I welcome the improvements to parliamentary scrutiny in Clause 4 but it is not entirely clear to me why the clause was deemed necessary given the concessions made in Clauses 2 and 3. I know that the Minister is required to lay a report as soon as possible after the trade agreement is ratified to explain why it was not possible to do so before ratification but perhaps we might be given an indication of the cases that are so exceptional that ex post facto reports would be deemed necessary. This exceptional cases clause seems to slightly contradict the powers that the Minister has.
Turning to the Trade Remedies Authority, paragraph 2(2) of Schedule 4 restricts the total number of members of the authority to nine. This appears unduly restrictive. Perhaps the Minister will tell us why the Government have settled on a firm figure rather than having a range, such as nine to 12. One can foresee situations where, over time, in a complex, multisectoral, comprehensive future agreement taking several years, it might be helpful to expand the membership of the TRA to bring on board those with specific and particular skills, to build flexibility into the body’s governance. In paragraph 2(4) the Government are rather more flexible about how they define good governance. It states:
“The Secretary of State and the Chair must ensure, so far as practicable, that the number of non-executive members is at all times greater than the number of executive members”.
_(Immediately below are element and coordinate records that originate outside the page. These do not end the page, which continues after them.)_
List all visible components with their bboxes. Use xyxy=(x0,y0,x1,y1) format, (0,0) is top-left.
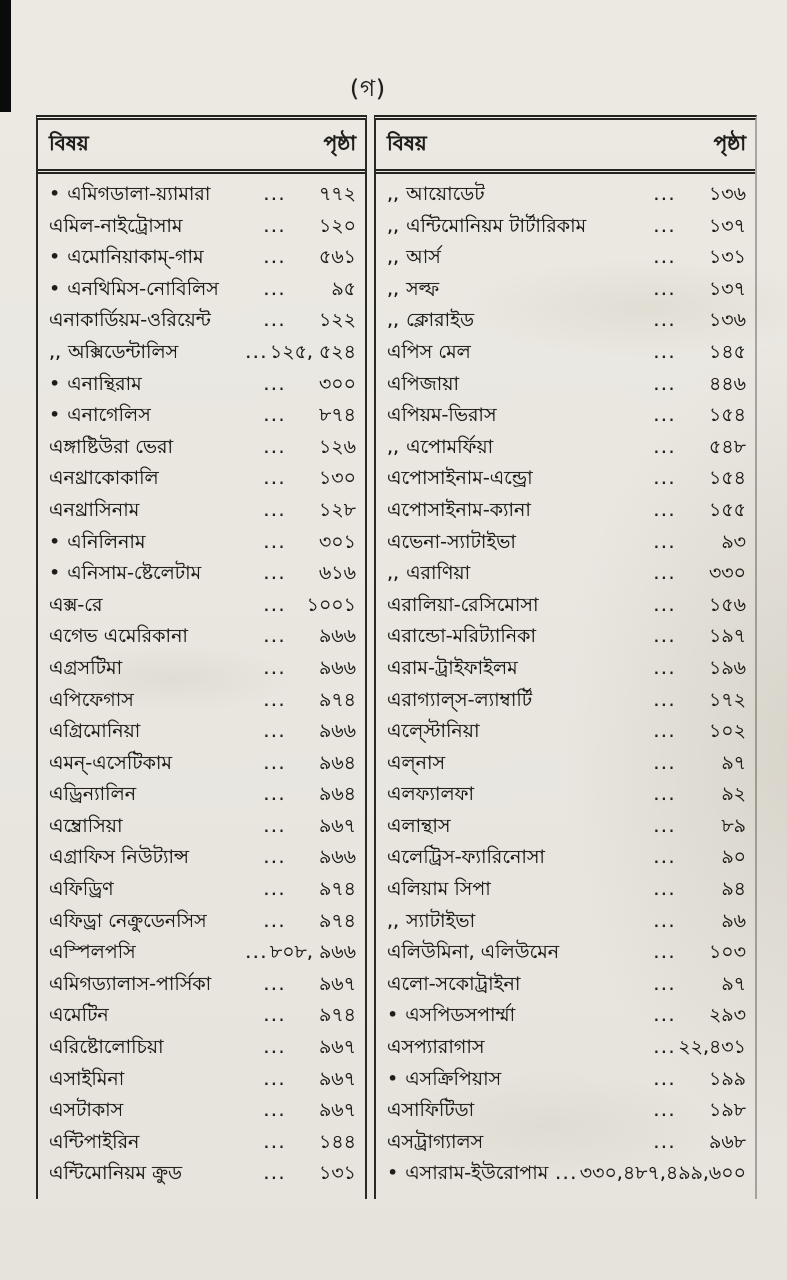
entry-dots: ... xyxy=(653,783,676,806)
entry-name: এলো-সকোট্রাইনা xyxy=(387,972,521,995)
entry-dots: ... xyxy=(263,720,286,743)
entry-dots: ... xyxy=(263,562,286,585)
entry-dots: ... xyxy=(263,309,286,332)
entry-prefix-mark: • xyxy=(49,277,61,300)
entry-page-number: ৯৪ xyxy=(721,878,746,901)
entry-dots: ... xyxy=(263,277,286,300)
entry-dots: ... xyxy=(263,1036,286,1059)
entry-prefix-mark: • xyxy=(387,1067,399,1090)
entry-dots: ... xyxy=(653,183,676,205)
entry-page-number: ৭৭২ xyxy=(318,183,356,205)
index-entry xyxy=(38,1095,365,1127)
entry-name: এন্টিপাইরিন xyxy=(49,1130,140,1153)
entry-name: এপিস মেল xyxy=(387,340,471,363)
entry-page-number: ৮০৮, ৯৬৬ xyxy=(269,941,356,964)
entry-name: এলিয়াম সিপা xyxy=(387,878,491,901)
index-entry xyxy=(38,369,365,401)
entry-dots: ... xyxy=(263,183,286,205)
entry-dots: ... xyxy=(653,435,676,458)
entry-dots: ... xyxy=(263,814,286,837)
entry-dots: ... xyxy=(263,214,286,237)
entry-dots: ... xyxy=(653,751,676,774)
entry-page-number: ৯৭ xyxy=(721,972,746,995)
entry-name: এড্রিন্যালিন xyxy=(49,783,137,806)
entry-page-number: ৮৯ xyxy=(721,814,746,837)
entry-page-number: ১৪৫ xyxy=(709,340,746,363)
subject-header: বিষয় xyxy=(387,131,427,155)
entry-page-number: ৯৬৬ xyxy=(318,846,356,869)
index-entry xyxy=(38,274,365,306)
index-entry xyxy=(376,495,755,527)
entry-page-number: ১০৩ xyxy=(708,941,746,964)
entry-dots: ... xyxy=(653,878,676,901)
index-entry xyxy=(376,463,755,495)
index-entry xyxy=(376,179,755,211)
entry-name: এপিয়ম-ভিরাস xyxy=(387,404,497,427)
entry-prefix-mark: • xyxy=(387,1004,399,1027)
entry-dots: ... xyxy=(263,656,286,679)
entry-page-number: ১৩১ xyxy=(708,246,746,269)
entry-dots: ... xyxy=(653,846,676,869)
entry-page-number: ৯৩ xyxy=(721,530,746,553)
entry-name: এঙ্গাষ্টিউরা ভেরা xyxy=(49,435,174,458)
entry-name: • এনথিমিস-নোবিলিস xyxy=(49,277,219,300)
entry-name: • এনিসাম-ষ্টেলেটাম xyxy=(49,562,202,585)
entry-name: এসপ্যারাগাস xyxy=(387,1036,485,1059)
index-rows-left xyxy=(38,174,365,1199)
entry-dots: ... xyxy=(263,435,286,458)
entry-dots: ... xyxy=(653,625,676,648)
entry-name: ,, অক্সিডেন্টালিস xyxy=(49,340,179,363)
page-header: পৃষ্ঠা xyxy=(323,131,356,155)
column-header xyxy=(376,120,755,174)
entry-page-number: ১২০ xyxy=(318,214,356,237)
entry-dots: ... xyxy=(653,909,676,932)
entry-name: এমিল-নাইট্রোসাম xyxy=(49,214,183,237)
entry-name: ,, সল্ফ xyxy=(387,277,440,300)
index-entry xyxy=(38,1032,365,1064)
entry-name: • এমিগডালা-য়্যামারা xyxy=(49,183,211,205)
index-entry xyxy=(38,716,365,748)
index-table xyxy=(36,115,757,1199)
entry-dots: ... xyxy=(653,1004,676,1027)
entry-name: ,, ক্লোরাইড xyxy=(387,309,475,332)
index-entry xyxy=(376,937,755,969)
entry-name: • এসক্রিপিয়াস xyxy=(387,1067,502,1090)
index-entry xyxy=(38,969,365,1001)
entry-name: • এসপিডসপার্ম্মা xyxy=(387,1004,516,1027)
entry-name: এরিষ্টোলোচিয়া xyxy=(49,1036,164,1059)
index-entry xyxy=(38,937,365,969)
index-entry xyxy=(38,527,365,559)
entry-dots: ... xyxy=(653,656,676,679)
entry-name: এমন্-এসেটিকাম xyxy=(49,751,172,774)
entry-page-number: ৩০১ xyxy=(318,530,356,553)
entry-dots: ... xyxy=(263,1162,286,1185)
entry-name: এপিজায়া xyxy=(387,372,459,395)
entry-prefix-mark: • xyxy=(387,1162,399,1185)
index-entry xyxy=(38,906,365,938)
entry-dots: ... xyxy=(263,878,286,901)
entry-page-number: ১৭২ xyxy=(708,688,746,711)
entry-page-number: ৩৩০,৪৮৭,৪৯৯,৬০০ xyxy=(579,1162,746,1185)
entry-dots: ... xyxy=(263,846,286,869)
index-entry xyxy=(38,811,365,843)
entry-prefix-mark: ,, xyxy=(387,183,400,205)
entry-page-number: ৯৬৪ xyxy=(318,751,356,774)
entry-page-number: ১০০১ xyxy=(306,593,356,616)
index-entry xyxy=(376,242,755,274)
entry-page-number: ৯৬৬ xyxy=(318,625,356,648)
entry-page-number: ৫৬১ xyxy=(318,246,356,269)
entry-page-number: ১৯৯ xyxy=(709,1067,746,1090)
entry-dots: ... xyxy=(653,1130,676,1153)
index-entry xyxy=(376,874,755,906)
entry-page-number: ৯৭৪ xyxy=(318,688,356,711)
entry-page-number: ৯৬ xyxy=(721,909,746,932)
entry-dots: ... xyxy=(263,909,286,932)
entry-dots: ... xyxy=(263,246,286,269)
entry-name: এরালিয়া-রেসিমোসা xyxy=(387,593,539,616)
entry-page-number: ৫৪৮ xyxy=(709,435,746,458)
entry-page-number: ৯৬৪ xyxy=(318,783,356,806)
entry-page-number: ১৯৭ xyxy=(708,625,746,648)
entry-dots: ... xyxy=(653,309,676,332)
index-entry xyxy=(376,558,755,590)
entry-dots: ... xyxy=(263,688,286,711)
entry-page-number: ১৯৬ xyxy=(708,656,746,679)
entry-name: এগ্রিমোনিয়া xyxy=(49,720,141,743)
entry-prefix-mark: • xyxy=(49,246,61,269)
entry-dots: ... xyxy=(263,1099,286,1122)
entry-name: এনাকার্ডিয়ম-ওরিয়েন্ট xyxy=(49,309,211,332)
entry-name: এমিগড্যালাস-পার্সিকা xyxy=(49,972,212,995)
entry-prefix-mark: • xyxy=(49,404,61,427)
entry-page-number: ১২২ xyxy=(318,309,356,332)
index-entry xyxy=(38,400,365,432)
index-entry xyxy=(376,527,755,559)
entry-page-number: ১৩০ xyxy=(318,467,356,490)
entry-name: • এনাগেলিস xyxy=(49,404,151,427)
entry-dots: ... xyxy=(245,941,268,964)
index-entry xyxy=(38,779,365,811)
entry-prefix-mark: • xyxy=(49,183,61,205)
entry-page-number: ১২৬ xyxy=(318,435,356,458)
index-entry xyxy=(376,274,755,306)
entry-page-number: ১৩৬ xyxy=(708,309,746,332)
entry-dots: ... xyxy=(263,498,286,521)
entry-page-number: ৯৭ xyxy=(721,751,746,774)
entry-name: এগ্রসটিমা xyxy=(49,656,123,679)
entry-page-number: ১০২ xyxy=(708,720,746,743)
index-entry xyxy=(376,621,755,653)
index-entry xyxy=(376,211,755,243)
entry-prefix-mark: ,, xyxy=(387,214,400,237)
entry-page-number: ৪৪৬ xyxy=(708,372,746,395)
index-entry xyxy=(376,653,755,685)
index-entry xyxy=(38,305,365,337)
entry-page-number: ৬১৬ xyxy=(318,562,356,585)
entry-name: ,, স্যাটাইভা xyxy=(387,909,476,932)
entry-page-number: ১৫৪ xyxy=(709,404,746,427)
index-entry xyxy=(376,1158,755,1190)
index-entry xyxy=(376,1095,755,1127)
entry-dots: ... xyxy=(263,372,286,395)
entry-name: এসাফিটিডা xyxy=(387,1099,475,1122)
entry-prefix-mark: • xyxy=(49,372,61,395)
entry-page-number: ১৪৪ xyxy=(319,1130,356,1153)
column-header xyxy=(38,120,365,174)
entry-dots: ... xyxy=(263,751,286,774)
entry-page-number: ৮৭৪ xyxy=(318,404,356,427)
entry-page-number: ১২৫, ৫২৪ xyxy=(269,340,356,363)
entry-page-number: ২৯৩ xyxy=(708,1004,746,1027)
entry-dots: ... xyxy=(263,593,286,616)
entry-name: ,, আয়োডেট xyxy=(387,183,485,205)
entry-prefix-mark: • xyxy=(49,530,61,553)
entry-dots: ... xyxy=(653,246,676,269)
entry-page-number: ৯৬৭ xyxy=(318,1067,356,1090)
entry-page-number: ৯৫ xyxy=(331,277,356,300)
entry-dots: ... xyxy=(653,562,676,585)
entry-page-number: ১৫৫ xyxy=(709,498,746,521)
index-entry xyxy=(38,1064,365,1096)
entry-name: এগ্রাফিস নিউট্যান্স xyxy=(49,846,190,869)
entry-page-number: ১৩৬ xyxy=(708,183,746,205)
entry-page-number: ১৩৭ xyxy=(708,214,746,237)
index-entry xyxy=(376,811,755,843)
entry-name: এক্স-রে xyxy=(49,593,103,616)
page-header: পৃষ্ঠা xyxy=(713,131,746,155)
entry-name: ,, এরাণিয়া xyxy=(387,562,471,585)
index-entry xyxy=(376,906,755,938)
entry-dots: ... xyxy=(653,214,676,237)
entry-prefix-mark: ,, xyxy=(387,562,400,585)
entry-name: • এনিলিনাম xyxy=(49,530,146,553)
entry-page-number: ৯২ xyxy=(721,783,746,806)
entry-name: এম্ব্রোসিয়া xyxy=(49,814,123,837)
entry-page-number: ১৩১ xyxy=(318,1162,356,1185)
index-column-right xyxy=(374,115,757,1199)
index-entry xyxy=(38,558,365,590)
entry-dots: ... xyxy=(653,1036,676,1059)
entry-name: এমেটিন xyxy=(49,1004,109,1027)
entry-name: এফিড্রিণ xyxy=(49,878,114,901)
entry-dots: ... xyxy=(263,530,286,553)
entry-name: এল্স্টোনিয়া xyxy=(387,720,480,743)
entry-dots: ... xyxy=(653,498,676,521)
entry-page-number: ১৩৭ xyxy=(708,277,746,300)
entry-dots: ... xyxy=(653,688,676,711)
entry-name: এলিউমিনা, এলিউমেন xyxy=(387,941,560,964)
entry-page-number: ৯০ xyxy=(721,846,746,869)
index-entry xyxy=(376,432,755,464)
entry-name: এফিড্রা নেক্রুডেনসিস xyxy=(49,909,207,932)
entry-dots: ... xyxy=(653,530,676,553)
entry-page-number: ৯৬৭ xyxy=(318,1099,356,1122)
index-entry xyxy=(376,842,755,874)
entry-page-number: ১৫৪ xyxy=(709,467,746,490)
entry-dots: ... xyxy=(653,404,676,427)
entry-page-number: ৯৭৪ xyxy=(318,1004,356,1027)
index-entry xyxy=(38,748,365,780)
entry-dots: ... xyxy=(653,593,676,616)
entry-name: এল্নাস xyxy=(387,751,446,774)
entry-name: এরাম-ট্রাইফাইলম xyxy=(387,656,518,679)
entry-name: এভেনা-স্যাটাইভা xyxy=(387,530,516,553)
entry-dots: ... xyxy=(653,1067,676,1090)
index-entry xyxy=(376,1032,755,1064)
entry-dots: ... xyxy=(653,340,676,363)
entry-dots: ... xyxy=(263,1004,286,1027)
entry-page-number: ৯৬৬ xyxy=(318,656,356,679)
entry-page-number: ৯৭৪ xyxy=(318,909,356,932)
entry-name: এপিফেগাস xyxy=(49,688,134,711)
index-rows-right xyxy=(376,174,755,1199)
index-entry xyxy=(376,590,755,622)
entry-name: এলান্থাস xyxy=(387,814,451,837)
index-entry xyxy=(376,1064,755,1096)
entry-name: ,, এপোমর্ফিয়া xyxy=(387,435,494,458)
index-entry xyxy=(38,242,365,274)
index-entry xyxy=(38,1127,365,1159)
index-entry xyxy=(376,400,755,432)
entry-page-number: ৯৬৬ xyxy=(318,720,356,743)
entry-name: এপোসাইনাম-ক্যানা xyxy=(387,498,531,521)
entry-prefix-mark: • xyxy=(49,562,61,585)
index-entry xyxy=(38,179,365,211)
index-entry xyxy=(38,653,365,685)
index-entry xyxy=(376,337,755,369)
entry-dots: ... xyxy=(653,972,676,995)
entry-dots: ... xyxy=(653,467,676,490)
entry-dots: ... xyxy=(263,972,286,995)
index-entry xyxy=(376,779,755,811)
entry-page-number: ১২৮ xyxy=(318,498,356,521)
entry-prefix-mark: ,, xyxy=(387,909,400,932)
index-entry xyxy=(376,716,755,748)
entry-page-number: ১৫৬ xyxy=(708,593,746,616)
entry-page-number: ১৯৮ xyxy=(709,1099,746,1122)
index-entry xyxy=(376,369,755,401)
entry-name: এনথ্রাসিনাম xyxy=(49,498,140,521)
entry-name: এলফ্যালফা xyxy=(387,783,475,806)
entry-dots: ... xyxy=(653,814,676,837)
entry-prefix-mark: ,, xyxy=(387,246,400,269)
subject-header: বিষয় xyxy=(49,131,89,155)
entry-dots: ... xyxy=(263,467,286,490)
index-entry xyxy=(38,1158,365,1190)
entry-prefix-mark: ,, xyxy=(387,277,400,300)
entry-dots: ... xyxy=(263,404,286,427)
index-entry xyxy=(38,685,365,717)
index-entry xyxy=(376,685,755,717)
entry-name: • এনান্থিরাম xyxy=(49,372,142,395)
entry-name: এস্পিলপসি xyxy=(49,941,136,964)
index-entry xyxy=(38,590,365,622)
index-entry xyxy=(38,432,365,464)
entry-page-number: ৩৩০ xyxy=(708,562,746,585)
entry-name: • এসারাম-ইউরোপাম xyxy=(387,1162,549,1185)
entry-dots: ... xyxy=(653,720,676,743)
entry-dots: ... xyxy=(263,1130,286,1153)
entry-dots: ... xyxy=(653,277,676,300)
index-entry xyxy=(38,337,365,369)
entry-dots: ... xyxy=(653,1099,676,1122)
index-entry xyxy=(38,463,365,495)
entry-dots: ... xyxy=(263,625,286,648)
entry-page-number: ২২,৪৩১ xyxy=(678,1036,746,1059)
entry-dots: ... xyxy=(263,1067,286,1090)
entry-name: এসট্রাগ্যালস xyxy=(387,1130,484,1153)
entry-dots: ... xyxy=(653,941,676,964)
entry-page-number: ৩০০ xyxy=(318,372,356,395)
page-label: (গ) xyxy=(349,76,387,102)
entry-page-number: ৯৭৪ xyxy=(318,878,356,901)
entry-dots: ... xyxy=(245,340,268,363)
entry-name: এপোসাইনাম-এন্ড্রো xyxy=(387,467,533,490)
index-entry xyxy=(376,969,755,1001)
entry-prefix-mark: ,, xyxy=(49,340,62,363)
entry-name: এনথ্রাকোকালি xyxy=(49,467,159,490)
index-entry xyxy=(38,842,365,874)
entry-page-number: ৯৬৮ xyxy=(708,1130,746,1153)
entry-name: এরাগ্যাল্স-ল্যাম্বার্টি xyxy=(387,688,533,711)
entry-name: এসটাকাস xyxy=(49,1099,124,1122)
index-entry xyxy=(38,495,365,527)
entry-prefix-mark: ,, xyxy=(387,435,400,458)
entry-page-number: ৯৬৭ xyxy=(318,972,356,995)
entry-name: এগেভ এমেরিকানা xyxy=(49,625,188,648)
entry-dots: ... xyxy=(263,783,286,806)
index-entry xyxy=(38,874,365,906)
entry-page-number: ৯৬৭ xyxy=(318,1036,356,1059)
index-entry xyxy=(376,1127,755,1159)
entry-name: • এমোনিয়াকাম্-গাম xyxy=(49,246,204,269)
entry-dots: ... xyxy=(653,372,676,395)
index-entry xyxy=(38,211,365,243)
entry-name: ,, আর্স xyxy=(387,246,441,269)
index-column-left xyxy=(36,115,367,1199)
entry-page-number: ৯৬৭ xyxy=(318,814,356,837)
index-entry xyxy=(38,1000,365,1032)
entry-prefix-mark: ,, xyxy=(387,309,400,332)
entry-name: এলেট্রিস-ফ্যারিনোসা xyxy=(387,846,545,869)
index-entry xyxy=(376,1000,755,1032)
index-entry xyxy=(376,748,755,780)
entry-name: এন্টিমোনিয়ম ক্রুড xyxy=(49,1162,182,1185)
entry-name: এসাইমিনা xyxy=(49,1067,125,1090)
entry-dots: ... xyxy=(555,1162,578,1185)
entry-name: ,, এন্টিমোনিয়ম টার্টারিকাম xyxy=(387,214,587,237)
index-entry xyxy=(376,305,755,337)
index-entry xyxy=(38,621,365,653)
entry-name: এরান্ডো-মরিট্যানিকা xyxy=(387,625,536,648)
That seems rather too tentative. If the Trade Remedies Authority is to be accountable, as it should be, the number of non-executives should always exceed the number of executive members. I hope the Government will look again at that in Committee. If the restriction in paragraph 2(2) was resolved, it is likely that the issue in paragraph 2(4) of the balance between executive and non-executive members would conflict. I look forward to the Government’s response in that regard.
I will conclude on a general point. I see this as a necessary Bill to prepare the ground for Britain’s withdrawal from the EU. Here in the Lords we have a duty to improve it and I have no doubt that we will. The European Union (Withdrawal) Act is now behind us and we need to move forward to put in place machinery in government and Parliament to ensure continuity and build on the UK’s interests as an open, globally significant trading nation, building on a philosophy articulated by Adam Smith and David Ricardo more than 250 years ago. We know how to trade, we know how to make things that other people want, and we know how to work with others to make multilateral institutions fairer and more effective. I have no doubt that we will face significant challenges in the period immediately following our exit from EU arrangements, but I also remain open to new opportunities for trade with new partners—and, more importantly, in new sectors—as the global economy changes and evolves, as it is doing, with phenomenal speed. The challenge still awaits us but for now we need to get on with the Bill.